The Computex tradeshow in Taiwan is just getting rolling, but Windows RT devices have already been spotted in the wild. I had a brief chance to try out a Qualcomm reference tablet running Windows RT, and should get a closer look at devices from Asus and others later this week.
The next version of Microsoft Windows, which is due later this year, is designed to run on two different types of hardware. Windows 8 and Windows 8 Pro will run on systems with Intel or AMD processors based on the x86 architecture. Windows RT will run on devices with processors based on the ARM architecture, which is currently used in smartphones and tablets (among other devices).
My first impression of these Windows RT devices is that it is Windows 8. It looks exactly the same, it has the same Metro apps, and it seemed stable and responsive, though it clearly isn't complete yet. This is a good thing since it means ARM-based devices will be competing with x86 on a reasonably level playing field though there are differences (here's my post on this from last week). These early devices even have the classic Windows desktop, though you can't do too much with it since the version of Microsoft Office, which will be bundled with Windows RT, doesn't appear to be on there yet.
Qualcomm is one of three companies that will be offering ARM-based chipsets for the first Windows RT devices (Nvidia and Texas Instruments are the other two). At a media party, the company was demonstrating several tablets using its Snapdragon chipset and Windows RT. These were reference designs--and it isn't clear which Snapdragon chips they were using--but Qualcomm should be providing more details later this week.

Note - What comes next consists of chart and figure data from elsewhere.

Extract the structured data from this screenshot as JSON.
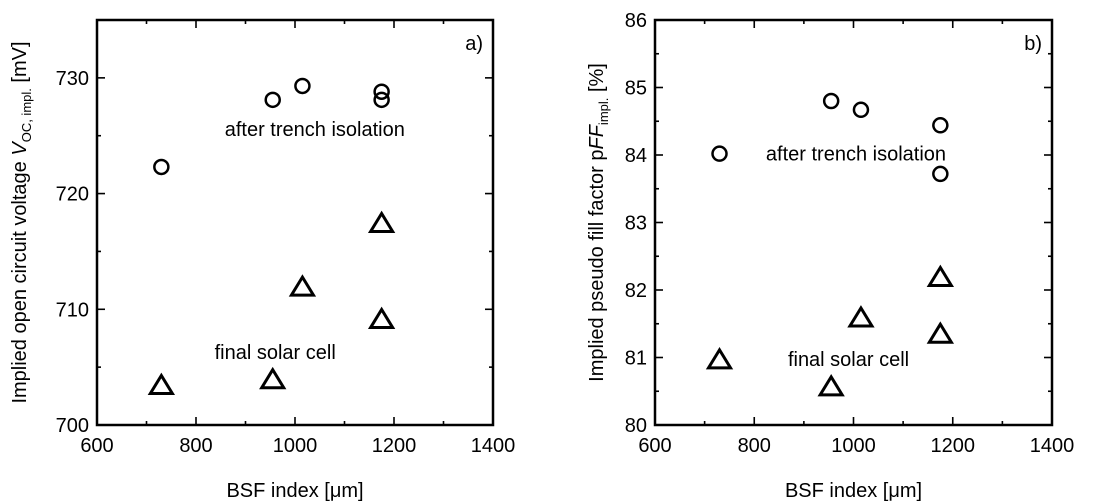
{
  "chart_data": [
    {
      "type": "scatter",
      "panel_label": "a)",
      "xlabel": "BSF index [μm]",
      "ylabel": {
        "prefix": "Implied open circuit voltage ",
        "var": "V",
        "sub": "OC, impl.",
        "suffix": " [mV]"
      },
      "xlim": [
        600,
        1400
      ],
      "ylim": [
        700,
        735
      ],
      "x_ticks": [
        600,
        800,
        1000,
        1200,
        1400
      ],
      "y_ticks": [
        700,
        710,
        720,
        730
      ],
      "grid": false,
      "series": [
        {
          "marker": "circle",
          "label": "after trench isolation",
          "x": [
            730,
            955,
            1015,
            1175,
            1175
          ],
          "y": [
            722.3,
            728.1,
            729.3,
            728.8,
            728.1
          ]
        },
        {
          "marker": "triangle",
          "label": "final solar cell",
          "x": [
            730,
            955,
            1015,
            1175,
            1175
          ],
          "y": [
            703.5,
            704.0,
            712.0,
            717.5,
            709.2
          ]
        }
      ],
      "annotations": [
        {
          "text": "after trench isolation",
          "x": 1040,
          "y": 725.6
        },
        {
          "text": "final solar cell",
          "x": 960,
          "y": 706.3
        }
      ]
    },
    {
      "type": "scatter",
      "panel_label": "b)",
      "xlabel": "BSF index [μm]",
      "ylabel": {
        "prefix": "Implied pseudo fill factor p",
        "var": "FF",
        "sub": "impl.",
        "suffix": " [%]"
      },
      "xlim": [
        600,
        1400
      ],
      "ylim": [
        80,
        86
      ],
      "x_ticks": [
        600,
        800,
        1000,
        1200,
        1400
      ],
      "y_ticks": [
        80,
        81,
        82,
        83,
        84,
        85,
        86
      ],
      "grid": false,
      "series": [
        {
          "marker": "circle",
          "label": "after trench isolation",
          "x": [
            730,
            955,
            1015,
            1175,
            1175
          ],
          "y": [
            84.02,
            84.8,
            84.67,
            84.44,
            83.72
          ]
        },
        {
          "marker": "triangle",
          "label": "final solar cell",
          "x": [
            730,
            955,
            1015,
            1175,
            1175
          ],
          "y": [
            80.98,
            80.58,
            81.6,
            82.2,
            81.36
          ]
        }
      ],
      "annotations": [
        {
          "text": "after trench isolation",
          "x": 1005,
          "y": 84.02
        },
        {
          "text": "final solar cell",
          "x": 990,
          "y": 80.98
        }
      ]
    }
  ]
}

Asus announced two Transformer-like tablets: the Tablet 600 and the Tablet 810. The Tablet 600 uses an ARM processor and Windows RT; the Tablet 810 has an Intel chip and Windows 8. The 600 has a 10.1-inch display (1366x768), Nvidia Tegra 3 quad-core processor, 2GB of memory and 32GB of storage. The 800 has an 11.6-inch display (1366x768), Atom processor, 2GB of memory and 64GB of storage. Both have the mobile dock that converts the tablets into clamshell ultraportables, with a keyboard, trackpad, extra USB ports and a second battery.
The convertible tablets were among several new devices Asus announced at its Computex press conference. Perhaps the most unusual was Taichi, a Windows 8 ultraportable with displays on each side of the lid. When it is open, Taichi works like a standard ultraportable laptop with a keyboard and trackpad. When it is closed, you can use it as a slate with a multi-touch display with a stylus. Both screens can be used independently at the same time. Despite the two displays, Asus says Taichi weighs about the same as its Zenbook Prime Ultrabook. The company hasn't released details on the configurations, but it will offer 11.6- and 13.3-inch versions of Taichi with Intel's 3rd generation Core processors (Ivy Bridge) and solid-state drives.
Asus also announced a new line of conventional convertibles with detachable multi-touch displays. The Transformer Book will be available with an 11.6-, 13- or 14-inch Full HD display. Unlike the Tablet 810, the Transformer Book is a full Windows 8 laptop with an Intel Core i7 processor, 4GB of memory , discrete graphics, and both hard drives and SSDs. The other Transformer is an all-in-one desktop with an 18.4-inch multi-touch display that runs both Windows 8 and Android using BlueStacks' virtualization technology. The wrinkle is that the display can be removed from the base and used as wireless remote display. The remaining products included an 802.11ac wireless router and two new displays.
Acer announced several new Windows 8 devices including tablets, laptops and an all-in-one (more on those in a separate post) at its press conference. But Acer chairman JT Wang said the company will wait until early next year to release its first ARM-based Windows RT devices.